Reload the systemd configuration to activate our unit file, start the service, and enable the service to start at boot time:

systemctl daemon-reload
systemctl start node_exporter.service
systemctl enable node_exporter.service

The node exporter should now be running. You can verify this with systemctl status node_exporter

The node exporter listens on TCP port 9100. You should be able to see the node exporter metrics now at http://<server IP>:9100/metrics.

Adding the node exporter target to Prometheus

Now that the node exporter is running, we need to adapt the configuration of the Prometheus server so it can start scraping our node exporter metrics.

Open /etc/prometheus/prometheus.yml in your editor and adapt the scrape config section to look like the following:

# A scrape configuration containing exactly one endpoint to scrape:
# Here it's Prometheus itself.
scrape_configs:
  # The job name is added as a label `job=<job_name>` to any timeseries scraped from this config.
  - job_name: 'prometheus'

    # metrics_path defaults to '/metrics'
    # scheme defaults to 'http'.

    static_configs:
    - targets: ['localhost:9090']

  - job_name: 'node'
    scrape_interval: 5s
    static_configs:
    - targets: ['localhost:9100']

Save the changes and restart the prometheus server configuration with systemctl restart prometheus

The Prometheus server web interface should show a new target now under Status > Targets:

Querying and Graphing the Recorded Metrics

Now that everything is set up, it is time to start looking into some of the things we are now measuring! Switch to the Graph tab in the Prometheus server web interface.
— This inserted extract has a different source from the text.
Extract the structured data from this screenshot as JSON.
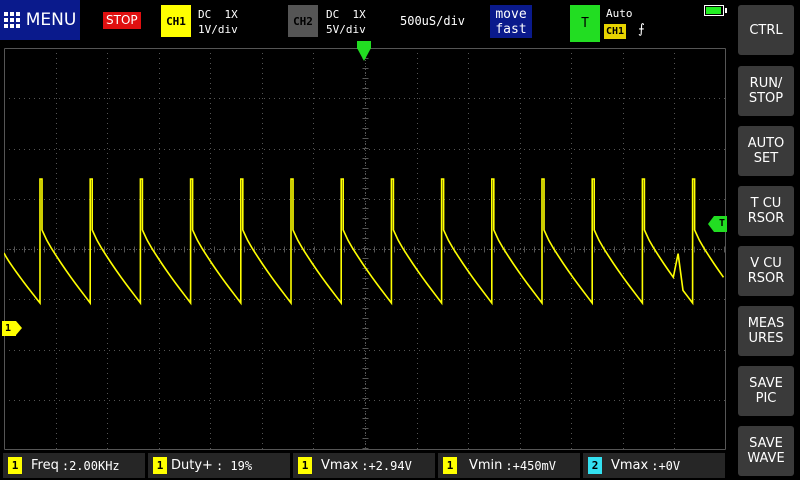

Enter node_memory_MemAvailable_bytes and click Execute. The Console tab will show you the current amount of memory free in bytes.

Switch to the Graph tab and you will see a graph of the amount of bytes of free memory there were over the course of the last hour. You can increase and decrease the time range with the plus and minus on the top left of the graph.

There is another metric that records the total amount of memory in the system. It is called node_memory_MemTotal_bytes. We can use this to calculate the percentage of memory free in the system. Enter the following in the query area and click execute:

(node_memory_MemAvailable_bytes / node_memory_MemTotal_bytes) * 100

The graph will now show the percentage of free memory over time.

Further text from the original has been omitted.